To the best of our knowledge, this is the first time that national ADI scores have been associated with these postoperative visual key outcomes. The area deprivation index, or ADI, allows for rankings of neighborhoods by socioeconomic disadvantage in the region of interest. It includes factors for the theoretical domains of income, education, employment, and housing quality. The higher the ADI scores, the greater the amount of socioeconomic disadvantage.

In our cohorts, groups with higher ADI scores had worse visual acuity outcomes at 1 year, and groups also included African Americans compared with other races; patients with no insurance; followed by those with public and then private insurance; patients with a history of trauma; patients with worse presenting baseline visual acuity; patients with longer time between presentation to surgical repair, in particular those with foveal involving detachments; patients who presented with foveal involving detachments; and greater extent of detachment.

Interestingly, even though single-surgery anatomic success was not different between patients across different ADI scores, patients with higher ADI scores after multivariate analysis had worse best-corrected visual acuity at 1 year follow up. Last year, actually in a separate manuscript that our group published in the Journal of Ophthalmic Inflammation and Infection...we showed that patients with higher ADI scores have worst visual acuity outcomes after repaired retinal attachments that were associated with viral retinitis, so a different group of patients with retinal detachments, those with viral retinitis.

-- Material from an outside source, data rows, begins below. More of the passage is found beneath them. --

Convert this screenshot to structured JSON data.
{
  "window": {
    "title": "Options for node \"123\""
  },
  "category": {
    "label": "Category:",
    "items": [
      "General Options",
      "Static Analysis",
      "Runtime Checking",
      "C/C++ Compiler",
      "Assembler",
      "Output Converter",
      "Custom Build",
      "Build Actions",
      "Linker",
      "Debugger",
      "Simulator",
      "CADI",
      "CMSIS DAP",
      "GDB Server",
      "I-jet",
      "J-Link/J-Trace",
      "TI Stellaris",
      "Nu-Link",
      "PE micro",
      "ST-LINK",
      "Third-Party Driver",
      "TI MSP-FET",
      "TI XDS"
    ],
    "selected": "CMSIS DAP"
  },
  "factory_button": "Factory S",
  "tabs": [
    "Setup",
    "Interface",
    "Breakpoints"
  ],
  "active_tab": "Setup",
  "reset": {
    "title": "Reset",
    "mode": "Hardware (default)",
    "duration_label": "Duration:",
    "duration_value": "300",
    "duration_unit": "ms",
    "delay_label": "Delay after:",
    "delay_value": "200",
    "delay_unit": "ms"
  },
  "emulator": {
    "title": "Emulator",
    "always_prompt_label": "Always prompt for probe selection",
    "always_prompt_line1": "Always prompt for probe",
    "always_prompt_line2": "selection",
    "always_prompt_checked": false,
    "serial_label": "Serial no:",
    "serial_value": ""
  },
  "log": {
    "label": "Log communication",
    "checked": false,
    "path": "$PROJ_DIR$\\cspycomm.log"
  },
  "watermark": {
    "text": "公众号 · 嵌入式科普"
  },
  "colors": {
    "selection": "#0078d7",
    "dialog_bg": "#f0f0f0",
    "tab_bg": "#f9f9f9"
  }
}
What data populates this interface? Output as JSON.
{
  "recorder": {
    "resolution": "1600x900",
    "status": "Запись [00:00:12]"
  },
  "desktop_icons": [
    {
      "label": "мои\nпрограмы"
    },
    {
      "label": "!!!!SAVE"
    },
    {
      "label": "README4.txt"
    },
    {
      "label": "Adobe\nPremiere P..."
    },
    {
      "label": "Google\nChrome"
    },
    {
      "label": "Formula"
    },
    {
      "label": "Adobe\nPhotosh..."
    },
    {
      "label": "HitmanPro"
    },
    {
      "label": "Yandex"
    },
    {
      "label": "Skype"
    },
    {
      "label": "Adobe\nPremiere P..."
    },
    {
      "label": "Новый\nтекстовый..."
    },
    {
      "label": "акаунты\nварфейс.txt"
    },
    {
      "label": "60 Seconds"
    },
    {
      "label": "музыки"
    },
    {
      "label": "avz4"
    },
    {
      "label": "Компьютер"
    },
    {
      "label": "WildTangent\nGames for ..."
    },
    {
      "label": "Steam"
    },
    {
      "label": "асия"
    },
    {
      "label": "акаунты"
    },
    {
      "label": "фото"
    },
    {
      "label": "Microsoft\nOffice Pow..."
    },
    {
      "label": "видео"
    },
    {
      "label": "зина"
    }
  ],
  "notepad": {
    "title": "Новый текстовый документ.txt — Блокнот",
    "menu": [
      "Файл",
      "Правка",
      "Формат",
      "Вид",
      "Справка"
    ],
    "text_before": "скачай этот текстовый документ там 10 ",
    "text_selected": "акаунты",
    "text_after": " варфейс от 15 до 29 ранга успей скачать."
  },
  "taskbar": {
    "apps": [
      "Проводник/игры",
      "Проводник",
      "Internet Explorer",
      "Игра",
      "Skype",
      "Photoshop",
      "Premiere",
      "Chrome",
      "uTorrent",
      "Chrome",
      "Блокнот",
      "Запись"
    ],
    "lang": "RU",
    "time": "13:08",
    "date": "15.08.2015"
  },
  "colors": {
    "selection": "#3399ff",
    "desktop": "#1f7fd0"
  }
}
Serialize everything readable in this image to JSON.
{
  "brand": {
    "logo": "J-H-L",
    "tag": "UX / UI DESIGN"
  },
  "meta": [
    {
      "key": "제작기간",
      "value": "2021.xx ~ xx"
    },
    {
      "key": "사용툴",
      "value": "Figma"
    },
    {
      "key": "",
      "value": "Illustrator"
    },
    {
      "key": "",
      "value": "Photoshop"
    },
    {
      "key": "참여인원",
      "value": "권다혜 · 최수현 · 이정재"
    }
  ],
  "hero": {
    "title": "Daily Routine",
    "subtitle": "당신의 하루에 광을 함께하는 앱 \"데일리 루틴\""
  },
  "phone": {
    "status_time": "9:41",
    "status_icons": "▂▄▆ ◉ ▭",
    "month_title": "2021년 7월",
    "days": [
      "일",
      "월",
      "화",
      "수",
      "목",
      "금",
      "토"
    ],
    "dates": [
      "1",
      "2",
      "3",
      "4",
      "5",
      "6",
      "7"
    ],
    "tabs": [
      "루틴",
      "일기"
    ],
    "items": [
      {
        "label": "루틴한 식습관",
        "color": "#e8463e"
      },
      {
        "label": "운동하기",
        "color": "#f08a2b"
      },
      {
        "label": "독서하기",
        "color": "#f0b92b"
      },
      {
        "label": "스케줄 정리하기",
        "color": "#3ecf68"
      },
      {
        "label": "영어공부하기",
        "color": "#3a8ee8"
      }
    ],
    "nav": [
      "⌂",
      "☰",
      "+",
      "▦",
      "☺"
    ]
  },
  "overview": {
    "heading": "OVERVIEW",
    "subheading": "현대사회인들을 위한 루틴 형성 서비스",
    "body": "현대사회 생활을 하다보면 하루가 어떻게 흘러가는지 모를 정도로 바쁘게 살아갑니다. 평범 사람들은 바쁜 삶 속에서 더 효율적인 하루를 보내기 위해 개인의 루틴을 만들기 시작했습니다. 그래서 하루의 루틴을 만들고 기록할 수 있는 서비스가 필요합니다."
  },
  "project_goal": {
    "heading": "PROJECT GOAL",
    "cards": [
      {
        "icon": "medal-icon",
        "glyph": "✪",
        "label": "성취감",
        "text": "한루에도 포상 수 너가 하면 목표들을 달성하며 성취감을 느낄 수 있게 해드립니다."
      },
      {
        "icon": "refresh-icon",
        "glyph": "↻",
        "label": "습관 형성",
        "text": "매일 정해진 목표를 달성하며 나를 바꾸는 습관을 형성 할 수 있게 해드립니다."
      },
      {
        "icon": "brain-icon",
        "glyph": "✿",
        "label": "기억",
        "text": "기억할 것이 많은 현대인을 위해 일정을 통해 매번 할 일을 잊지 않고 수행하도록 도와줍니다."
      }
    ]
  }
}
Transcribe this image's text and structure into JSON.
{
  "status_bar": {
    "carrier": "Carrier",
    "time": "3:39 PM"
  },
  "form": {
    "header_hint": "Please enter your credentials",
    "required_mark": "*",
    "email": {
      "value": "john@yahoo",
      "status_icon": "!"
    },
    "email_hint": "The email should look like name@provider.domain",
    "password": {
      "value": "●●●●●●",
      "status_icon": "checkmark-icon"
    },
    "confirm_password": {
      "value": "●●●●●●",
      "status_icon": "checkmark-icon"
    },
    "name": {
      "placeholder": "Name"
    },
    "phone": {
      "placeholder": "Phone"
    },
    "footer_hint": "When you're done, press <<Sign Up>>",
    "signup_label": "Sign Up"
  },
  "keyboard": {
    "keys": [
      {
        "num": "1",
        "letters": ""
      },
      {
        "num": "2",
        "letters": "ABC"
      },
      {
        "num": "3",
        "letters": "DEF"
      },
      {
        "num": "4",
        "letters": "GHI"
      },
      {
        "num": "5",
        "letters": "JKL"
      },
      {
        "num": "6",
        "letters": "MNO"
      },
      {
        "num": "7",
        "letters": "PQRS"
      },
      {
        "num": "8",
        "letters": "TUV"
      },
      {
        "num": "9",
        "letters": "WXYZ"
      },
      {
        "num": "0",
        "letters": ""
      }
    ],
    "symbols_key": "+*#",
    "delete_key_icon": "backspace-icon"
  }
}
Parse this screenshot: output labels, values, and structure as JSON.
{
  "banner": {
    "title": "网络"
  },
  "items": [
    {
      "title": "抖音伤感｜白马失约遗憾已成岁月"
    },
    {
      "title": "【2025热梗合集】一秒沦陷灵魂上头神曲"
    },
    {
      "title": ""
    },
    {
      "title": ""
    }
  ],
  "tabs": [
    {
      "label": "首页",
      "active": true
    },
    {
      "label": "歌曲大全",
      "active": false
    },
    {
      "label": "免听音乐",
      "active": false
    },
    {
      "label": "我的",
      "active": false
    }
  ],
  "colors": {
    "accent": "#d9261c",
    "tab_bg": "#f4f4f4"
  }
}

I think this really... Our findings and those findings highlight the importance that clinicians be aware of the socioeconomic factors that may influence their patients' functional outcomes. It may be important for physicians and their teams to be aware and try to accommodate patients who have socioeconomic challenges like having access to phones to make appointments, getting time off from work to come for their appointments, and transportation is sometimes a huge barrier for patients with socioeconomic disadvantage, health awareness, and other factors.

Stevenson: What are the key takeaways that clinicians can put into use right away on Monday morning when they return to their practice?

Ong: Yeah, that's a great question, Sheryl. The takeaway message from this study is that patients who come to our clinic, in addition to seeing their pathology and what we find from our exam, clinical exam, we also have to think about factors that are beyond what we see immediately in front of us. Factors like socioeconomic barriers that patients may face. They may influence ultimately how timely they can get their surgery, how quickly their surgery will be approved by insurance or if they have no insurance how do we cover for that, and just the stresses that patients have to be able to come to their appointments on time, to get their postoperative drops on time.

A lot of different factors that may not be so obvious in the beginning, but if you really look into the socioeconomic factors, I think those are some of the other ways that we may be able to help our patients achieve the best outcomes that they can get.